I keep running into the same problem while doing a grid search to optimize the C and gamma parameters of an SVC. Every time i do the grid search, the best values seem to occur at around C = 100000 and gamma = 0.0000001 or even more extreme numbers. I am using 10 fold cross validation on my test set to obtain these values. My question is: Should I be focusing on a specific range for C and gamma, in order for my model to generalize to new data better, or should i just trust the grid search and use the extreme values found. I was under the impression that using a c value this extreme would guarantee over fitting. I got this image from the sci kit website regarding hyper parameter optimization. They say that the best results are at C = 1 and gamma = 0.1. Is there something wrong with the results in the bottom left corner? As it seems there is 3 squares with the same validation accuracy down there.

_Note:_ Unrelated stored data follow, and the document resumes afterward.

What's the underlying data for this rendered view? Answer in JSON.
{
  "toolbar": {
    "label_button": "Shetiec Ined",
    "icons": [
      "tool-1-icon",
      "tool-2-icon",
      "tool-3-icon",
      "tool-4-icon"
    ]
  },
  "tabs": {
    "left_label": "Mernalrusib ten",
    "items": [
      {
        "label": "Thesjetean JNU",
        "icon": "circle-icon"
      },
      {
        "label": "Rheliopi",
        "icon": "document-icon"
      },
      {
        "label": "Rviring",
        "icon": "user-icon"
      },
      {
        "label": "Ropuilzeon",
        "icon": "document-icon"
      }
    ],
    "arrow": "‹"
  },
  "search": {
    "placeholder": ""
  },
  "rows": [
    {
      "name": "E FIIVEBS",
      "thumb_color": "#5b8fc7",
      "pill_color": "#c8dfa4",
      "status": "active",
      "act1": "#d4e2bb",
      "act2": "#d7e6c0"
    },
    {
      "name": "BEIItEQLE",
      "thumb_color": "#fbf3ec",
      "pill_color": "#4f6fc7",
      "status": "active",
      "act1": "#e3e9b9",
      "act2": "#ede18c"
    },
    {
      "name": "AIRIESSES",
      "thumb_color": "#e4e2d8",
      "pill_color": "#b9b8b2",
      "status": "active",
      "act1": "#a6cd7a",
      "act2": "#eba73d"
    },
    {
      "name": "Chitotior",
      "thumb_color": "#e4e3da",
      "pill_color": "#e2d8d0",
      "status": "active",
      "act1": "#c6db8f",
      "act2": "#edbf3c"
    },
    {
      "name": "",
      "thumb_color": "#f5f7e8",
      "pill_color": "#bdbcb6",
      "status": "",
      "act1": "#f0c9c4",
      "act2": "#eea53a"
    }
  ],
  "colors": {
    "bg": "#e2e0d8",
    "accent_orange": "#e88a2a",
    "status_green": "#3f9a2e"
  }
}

Thanks in advance.

enter image description here

Best Answer

Some thoughts:

  • Don't use accuracy. It's virtually guaranteed to pick the wrong model. Look at ROC AUC, Brier score or another proper scoring rule. Reference: "The Case Against Accuracy" Foster Provost, Tom Fawcett, Ron Kohavi.

  • It is generally true that the best hyperparameters are poorly identified, and there will tend to be some sort of correspondence between $\gamma,C$. Smaller sample sizes tend to exacerbate this.

  • Applying the 1 standard error rule can help hedge against the over-fitting that would occur by fixing hyperparameters at the maximum.

  • Grid search is a slow, unintelligent way to go about tuning hyperparameters, in the sense that you spend lots of time exploring areas that are plausibly terrible, like the upper-left region of your plot. Bayesian Optimizaton and Particle Swarm Optimization are both faster, more intelligent ways to search the hyperparameter space.

  • Standard ranges for $C$ and $\gamma$ are $C\in [2^{-5}, 2^{15}]$ and $\gamma\in[2^{-15}, 2^{3}], $ but there's nothing sacrosanct about those values, except the observation that larger $C$ tends towards overfitting.